TritValueContent Type
MINUS-1Critique, analysis, verification
ERGODIC0Neutral, informational, balanced
PLUS+1Generative, creative, synthetic
-- Add trit column
ALTER TABLE transcripts ADD COLUMN trit INTEGER DEFAULT 0;

-- Classify based on keywords
UPDATE transcripts SET trit = 
  CASE 
    WHEN transcript ILIKE '%proof%' OR transcript ILIKE '%theorem%' THEN -1
    WHEN transcript ILIKE '%create%' OR transcript ILIKE '%build%' THEN +1
    ELSE 0
  END;

Related Skills

SkillRelationship
mlx-apple-silicon
Provides whisper transcription backend
video-downloader
General video download (this skill is playlist-focused)
duckdb-ies
Unified interactome analytics (consumes transcripts)
duckdb-timetravel
Temporal versioning for transcript updates
acsets-hatchery
ACSet schema patterns
sense
Diagrammatic video extraction (complementary)

Performance

MetricValue
Auto-caption extraction~5 videos/sec (parallel)
Audio download~1 video/10s (rate-limited)
Whisper transcription~1 hour video/5 min (M3 Max)
Storage~50KB/hour of video

Example: Research Playlist

# Extract David Spivak talks
bb extract.clj "https://youtube.com/playlist?list=..." ~/spivak.duckdb

# Query for polynomial functors
duckdb ~/spivak.duckdb "
  SELECT title 
  FROM transcripts 
  WHERE transcript ILIKE '%polynomial%functor%'
"

Troubleshooting

YouTube 403 Errors

pytubefix handles PO tokens automatically.

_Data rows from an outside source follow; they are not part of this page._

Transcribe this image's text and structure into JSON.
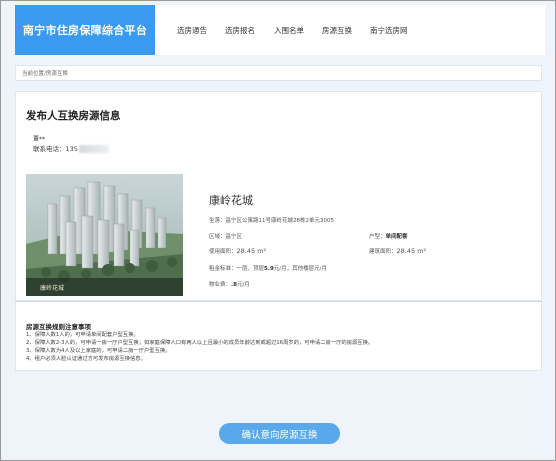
{
  "header": {
    "brand": "南宁市住房保障综合平台",
    "nav": [
      "选房通告",
      "选房报名",
      "入围名单",
      "房源互换",
      "南宁选房网"
    ]
  },
  "breadcrumb": "当前位置/房源互换",
  "page": {
    "title": "发布人互换房源信息",
    "contact_name": "覃**",
    "contact_phone_label": "联系电话：",
    "contact_phone_visible": "135"
  },
  "property": {
    "name": "康岭花城",
    "photo_caption": "康岭花城",
    "address_label": "坐落：",
    "address": "邕宁区公寓路11号康岭花城28栋2单元3005",
    "district_label": "区域：",
    "district": "邕宁区",
    "type_label": "户型：",
    "type": "单间配套",
    "usable_area_label": "使用面积：",
    "usable_area": "28.45 m²",
    "building_area_label": "建筑面积：",
    "building_area": "28.45 m²",
    "rent_label": "租金标准：",
    "rent_text_a": "一层、顶层",
    "rent_value": "5.9",
    "rent_text_b": "元/月，其他楼层元/月",
    "property_fee_label": "物业费：",
    "property_fee_value": ".8",
    "property_fee_unit": "元/月"
  },
  "rules": {
    "title": "房源互换规则注意事项",
    "lines": [
      "1、保障人数1人的，可申请单间配套户型互换。",
      "2、保障人数2-3人的，可申请一房一厅户型互换；如家庭保障人口有两人以上且最小的成员年龄达到或超过16周岁的，可申请二房一厅的房源互换。",
      "3、保障人数为4人及以上家庭的，可申请二房一厅户型互换。",
      "4、租户必须人脸认证通过方可发布房源互换信息。"
    ]
  },
  "confirm_button": "确认意向房源互换"
}
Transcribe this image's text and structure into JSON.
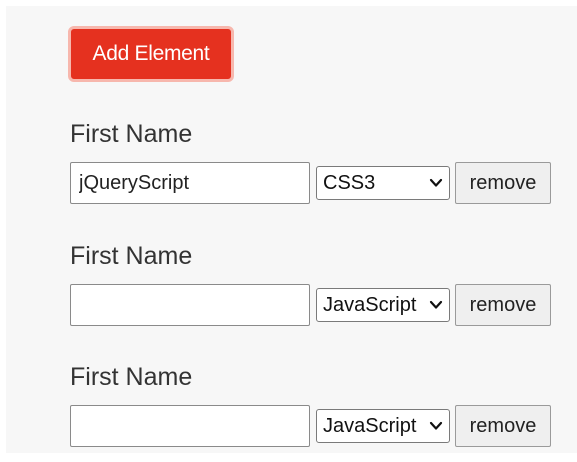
{
  "toolbar": {
    "add_label": "Add Element"
  },
  "rows": [
    {
      "label": "First Name",
      "input_value": "jQueryScript",
      "select_value": "CSS3",
      "remove_label": "remove"
    },
    {
      "label": "First Name",
      "input_value": "",
      "select_value": "JavaScript",
      "remove_label": "remove"
    },
    {
      "label": "First Name",
      "input_value": "",
      "select_value": "JavaScript",
      "remove_label": "remove"
    }
  ],
  "colors": {
    "accent": "#e5311f",
    "accent_border": "#f7b7ad",
    "panel_bg": "#f7f7f7"
  },
  "icons": {
    "select_arrow": "chevron-down-icon"
  }
}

If issues persist:

# Clear cache
rm -rf ~/.cache/pytubefix

mlx-whisper Model Download

First run downloads ~75MB model:

mlx_whisper test.m4a --model mlx-community/whisper-tiny

Private Videos

Private videos cannot be transcribed. Check with:

yt-dlp --flat-playlist --print "%(id)s|%(title)s" "PLAYLIST_URL" | grep -i private

Thread Origin

This skill was developed in Amp thread T-019ba48d-58db-704d-8eac-578a44bc20f7 extracting 343 transcripts (17.99 MB) from a research playlist.